22. Hukuk Dairesi         2011/1694 E.  ,  2011/3907 K.

    "İçtihat Metni"

    MAHKEMESİ            : İstanbul 6. İş Mahkemesi
    TARİHİ : 29/04/2008
    NUMARASI : 2008/44-2008/237

    Davacı davalı işyerinde yönetici asistanı olarak görev yaptığını  ve iş akdinin  sözlü olarak feshedildiğini bildirerek feshin geçersizliğine karar verilmesini istemiştir. Davalı temyiz aşamasında, yapılan tebligatların usulsüz olduğunu  ve davadan haberdar olmamaları nedeniyle savunma haklarının kısıtlandığını belirtmiştir.
    Mahkemece yazılı fesih yapılmamış olması gerekçesiyle davanın kabulüne karar verilmiştir.
    Hüküm davalı vekili tarafından temyiz edilmiştir.
    Taraflar arasında feshin yazılı olarak yapılıp yapılmadığı ayrıca tebligatların davalıya usulüne uygun olarak yapılıp yapılmadığı  hususları  ihtilaf konusunu oluşturmaktadır.
    Yargılamanın sağlıklı bir biçimde sürdürülebilmesi, iddianın ileri sürülmesi, savunmanın yapılabilmesi ile delillerin eksiksiz olarak toplanılıp tartışılabilmesi öncelikle tarafların yargılamadan haberdar edilmeleri ile olanaklıdır.

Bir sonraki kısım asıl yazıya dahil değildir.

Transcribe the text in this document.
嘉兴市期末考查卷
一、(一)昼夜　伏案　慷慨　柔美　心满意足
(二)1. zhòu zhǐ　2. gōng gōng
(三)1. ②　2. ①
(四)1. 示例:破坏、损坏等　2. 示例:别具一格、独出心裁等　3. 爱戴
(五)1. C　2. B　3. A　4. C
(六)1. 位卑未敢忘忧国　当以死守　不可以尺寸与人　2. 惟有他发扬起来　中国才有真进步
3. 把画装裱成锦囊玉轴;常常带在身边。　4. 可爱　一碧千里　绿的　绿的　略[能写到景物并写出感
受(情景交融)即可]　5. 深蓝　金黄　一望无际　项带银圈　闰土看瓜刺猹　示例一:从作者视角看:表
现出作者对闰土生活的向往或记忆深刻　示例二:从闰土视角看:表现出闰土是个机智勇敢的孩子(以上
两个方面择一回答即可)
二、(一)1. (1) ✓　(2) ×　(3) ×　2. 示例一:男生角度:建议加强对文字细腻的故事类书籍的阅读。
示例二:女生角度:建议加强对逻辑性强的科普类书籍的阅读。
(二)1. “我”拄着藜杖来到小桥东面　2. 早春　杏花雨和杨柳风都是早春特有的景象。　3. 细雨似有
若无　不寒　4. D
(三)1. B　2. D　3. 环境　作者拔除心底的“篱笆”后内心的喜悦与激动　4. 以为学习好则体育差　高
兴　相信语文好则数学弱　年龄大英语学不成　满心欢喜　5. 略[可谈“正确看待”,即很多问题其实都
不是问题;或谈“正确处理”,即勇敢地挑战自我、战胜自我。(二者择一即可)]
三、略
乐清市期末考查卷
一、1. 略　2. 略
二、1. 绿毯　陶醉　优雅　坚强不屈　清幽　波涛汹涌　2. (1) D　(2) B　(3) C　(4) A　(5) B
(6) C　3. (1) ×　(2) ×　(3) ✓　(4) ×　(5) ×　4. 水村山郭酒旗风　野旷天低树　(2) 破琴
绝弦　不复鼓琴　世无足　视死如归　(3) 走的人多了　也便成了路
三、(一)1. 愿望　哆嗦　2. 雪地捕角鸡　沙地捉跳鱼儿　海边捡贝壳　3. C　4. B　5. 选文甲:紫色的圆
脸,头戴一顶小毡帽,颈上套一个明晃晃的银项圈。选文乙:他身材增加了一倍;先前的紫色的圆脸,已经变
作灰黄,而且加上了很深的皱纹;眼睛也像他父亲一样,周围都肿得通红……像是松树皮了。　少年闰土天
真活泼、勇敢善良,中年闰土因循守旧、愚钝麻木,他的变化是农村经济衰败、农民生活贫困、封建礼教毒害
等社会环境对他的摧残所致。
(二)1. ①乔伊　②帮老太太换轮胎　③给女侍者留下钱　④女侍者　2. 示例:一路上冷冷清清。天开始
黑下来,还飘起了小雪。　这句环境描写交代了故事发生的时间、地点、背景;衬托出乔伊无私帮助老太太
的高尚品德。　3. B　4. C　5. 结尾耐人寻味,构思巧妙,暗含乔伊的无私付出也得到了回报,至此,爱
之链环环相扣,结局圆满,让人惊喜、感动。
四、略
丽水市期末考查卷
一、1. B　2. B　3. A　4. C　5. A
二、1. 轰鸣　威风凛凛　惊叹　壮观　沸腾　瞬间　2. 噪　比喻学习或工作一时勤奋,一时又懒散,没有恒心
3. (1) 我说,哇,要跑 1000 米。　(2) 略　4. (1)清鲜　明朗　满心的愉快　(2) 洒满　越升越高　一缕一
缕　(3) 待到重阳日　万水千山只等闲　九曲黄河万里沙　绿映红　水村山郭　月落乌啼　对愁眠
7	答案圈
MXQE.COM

Hasımsız davalar hariç olmak üzere dava dilekçesi ile duruşma gün ve saati karşı tarafa tebliğ edilmeden ve taraf teşkili sağlanmadan, davaya bakılamaz, yargılama yapılamaz.
    Tebligat Kanunu’nun 12. maddesi uyarınca “Tüzel kişilere tebliğ, yetkili temsilcilerine, bunlar birden fazla ise yalnız birine yapılır”.  Temsile yetkili kişinin herhangi bir nedenle tebliğ yapıldığı sırada işyerinde bulunamadıkları veya bizzat alamayacak durumda oldukları takdirde, kendisinden sonra gelen bir kimse veya evrak müdürüne, bu durumda olanaklı değil ise, tüzel kişinin o yerdeki memur veya işçilerinden birine yapılmalıdır. Bu sıraya uyulması gerekir. Aksi takdirde usulsüz tebligat sözkonusudur. Tüzel kişiliği olmayan, ancak 4857 sayılı İş Kanunu’nun 2. maddesi anlamında işveren olan kamu kurum ve kuruluşları adına çıkarılan tebligatın kurumun yetkili temsilcisine tebliği gerekir.
    Somut olayda tebligatların usule aykırı olarak yapılmasının  davalının savunma hakkının kısıtlanması sonucunu doğuracağından; mahkemece   tebligatların usulsüz olarak yapılıp yapılmadığı hususunda araştırma yapılmadan davalının yokluğunda yargılama yapılarak yazılı şekilde karar verilmesi usul ve yasaya aykırı olup, hükmün bu nedenle bozulması gerekmiştir.
    SONUÇ: Temyiz konusu kararın yukarıda açıklanan sebeplerden dolayı BOZULMASINA, peşin alınan temyiz harcının istek halinde ilgiliye iadesine 03.11.2011 gününde oybirliği ile karar verilmiştir.